- Born: 1 August 1883 Great Yarmouth
- Died: 14 October 1960 (aged 77)
- Allegiance: United Kingdom
- Branch: British Army
- Service years: 1908–1943
- Rank: Major-General
- Unit: Royal Army Medical Corps
- Conflicts: First World War Western Front; ; Second World War;
- Awards: Mentioned in dispatches x 2
- Education: Framlingham College University of Durham

= Harold Henry Blake =

Harold Henry Blake (1 August 1883 - 1960) was a British Army medical officer.

Blake was born in Great Yarmouth, with doctors on both sides of his family, and was educated at Framlingham College.
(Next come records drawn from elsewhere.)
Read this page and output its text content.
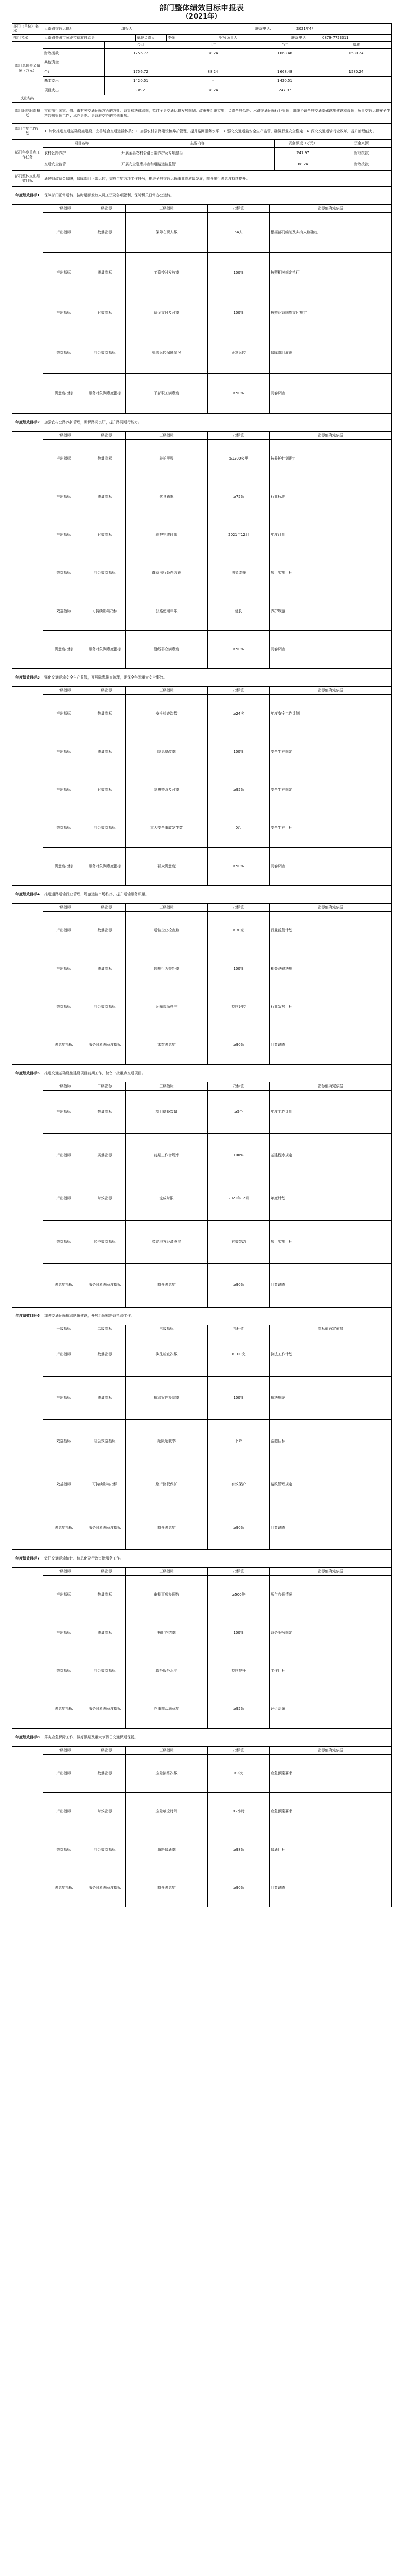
部门整体绩效目标申报表
（2021年）
部门（单位）名称	云南省交通运输厅	填报人：		联系电话：	2021年4月
部门名称	云南省普洱市澜沧拉祜族自治县	单位负责人	李强	财务负责人		联系电话	0879-7723311
部门总体资金情况（万元）		合计	上年	当年	增减
	财政拨款	1756.72	88.24	1668.48	1580.24
	其他资金				
	合计	1756.72	88.24	1668.48	1580.24
	基本支出	1420.51	-	1420.51	
	项目支出	336.21	88.24	247.97	
支出结构					
部门职能职责概述	贯彻执行国家、省、市有关交通运输方面的方针、政策和法律法规，拟订全县交通运输发展规划、政策并组织实施；负责全县公路、水路交通运输行业管理；组织协调全县交通基础设施建设和管理；负责交通运输安全生产监督管理工作；承办县委、县政府交办的其他事项。
部门年度工作计划	1. 加快推进交通基础设施建设，完善综合交通运输体系；2. 加强农村公路建设和养护管理，提升路网服务水平；3. 强化交通运输安全生产监管，确保行业安全稳定；4. 深化交通运输行业改革，提升治理能力。
部门年度重点工作任务	项目名称	主要内容	资金额度（万元）	资金来源
	农村公路养护	开展全县农村公路日常养护及专项整治	247.97	财政拨款
	交通安全监管	开展安全隐患排查和道路运输监管	88.24	财政拨款
部门整体支出绩效目标	通过财政资金保障，保障部门正常运转，完成年度各项工作任务，推进全县交通运输事业高质量发展，群众出行满意度持续提升。
年度绩效目标1	保障部门正常运转，按时足额发放人员工资及各项福利，保障机关日常办公运转。				
	一级指标	二级指标	三级指标	指标值	指标值确定依据
	产出指标	数量指标	保障在职人数	54人	根据部门编制及实有人数确定
	产出指标	质量指标	工资按时发放率	100%	按照相关规定执行
	产出指标	时效指标	资金支付及时率	100%	按照财政国库支付规定
	效益指标	社会效益指标	机关运转保障情况	正常运转	保障部门履职
	满意度指标	服务对象满意度指标	干部职工满意度	≥90%	问卷调查
年度绩效目标2	加强农村公路养护管理，确保路况良好，提升路网通行能力。				
	一级指标	二级指标	三级指标	指标值	指标值确定依据
	产出指标	数量指标	养护里程	≥1200公里	按养护计划确定
	产出指标	质量指标	优良路率	≥75%	行业标准
	产出指标	时效指标	养护完成时限	2021年12月	年度计划
	效益指标	社会效益指标	群众出行条件改善	明显改善	项目实施目标
	效益指标	可持续影响指标	公路使用年限	延长	养护规范
	满意度指标	服务对象满意度指标	沿线群众满意度	≥90%	问卷调查
年度绩效目标3	强化交通运输安全生产监管，开展隐患排查治理，确保全年无重大安全事故。				
	一级指标	二级指标	三级指标	指标值	指标值确定依据
	产出指标	数量指标	安全检查次数	≥24次	年度安全工作计划
	产出指标	质量指标	隐患整改率	100%	安全生产规定
	产出指标	时效指标	隐患整改及时率	≥95%	安全生产规定
	效益指标	社会效益指标	重大安全事故发生数	0起	安全生产目标
	满意度指标	服务对象满意度指标	群众满意度	≥90%	问卷调查
年度绩效目标4	推进道路运输行业管理，规范运输市场秩序，提升运输服务质量。				
	一级指标	二级指标	三级指标	指标值	指标值确定依据
	产出指标	数量指标	运输企业检查数	≥30家	行业监管计划
	产出指标	质量指标	违规行为查处率	100%	相关法律法规
	效益指标	社会效益指标	运输市场秩序	持续好转	行业发展目标
	满意度指标	服务对象满意度指标	乘客满意度	≥90%	问卷调查
年度绩效目标5	推进交通基础设施建设项目前期工作，储备一批重点交通项目。				
	一级指标	二级指标	三级指标	指标值	指标值确定依据
	产出指标	数量指标	项目储备数量	≥5个	年度工作计划
	产出指标	质量指标	前期工作合规率	100%	基建程序规定
	产出指标	时效指标	完成时限	2021年12月	年度计划
	效益指标	经济效益指标	带动地方经济发展	有效带动	项目实施目标
	满意度指标	服务对象满意度指标	群众满意度	≥90%	问卷调查
年度绩效目标6	加强交通运输执法队伍建设，开展治超和路政执法工作。				
	一级指标	二级指标	三级指标	指标值	指标值确定依据
	产出指标	数量指标	执法检查次数	≥100次	执法工作计划
	产出指标	质量指标	执法案件办结率	100%	执法规范
	效益指标	社会效益指标	超限超载率	下降	治超目标
	效益指标	可持续影响指标	路产路权保护	有效保护	路政管理规定
	满意度指标	服务对象满意度指标	群众满意度	≥90%	问卷调查
年度绩效目标7	做好交通运输统计、信息化及行政审批服务工作。				
	一级指标	二级指标	三级指标	指标值	指标值确定依据
	产出指标	数量指标	审批事项办理数	≥500件	历年办理情况
	产出指标	质量指标	按时办结率	100%	政务服务规定
	效益指标	社会效益指标	政务服务水平	持续提升	工作目标
	满意度指标	服务对象满意度指标	办事群众满意度	≥95%	评价系统
年度绩效目标8	落实应急保障工作，做好汛期及重大节假日交通保通保畅。				
	一级指标	二级指标	三级指标	指标值	指标值确定依据
	产出指标	数量指标	应急演练次数	≥2次	应急预案要求
	产出指标	时效指标	应急响应时间	≤2小时	应急预案要求
	效益指标	社会效益指标	道路保通率	≥98%	保通目标
	满意度指标	服务对象满意度指标	群众满意度	≥90%	问卷调查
He graduated from the University of Durham and entered the Royal Army Medical Corps in 1908, going on to be a surgeon at the Cancer Hospital, Brompton. During the First World War he served in France and Belgium. Between the wars, he served in East Asia, including periods in China and Hong Kong.

In 1943, Blake became the Superintendent of Stoke Mandeville Hospital, where he came into contact with the pioneering orthopaedic specialist Ludwig Guttmann. Under their management, the treatment of patients with spinal injuries was revolutionised.

Major-General Blake appears as a character in the BBC's 2012 production, The Best of Men, played by Nicholas Jones.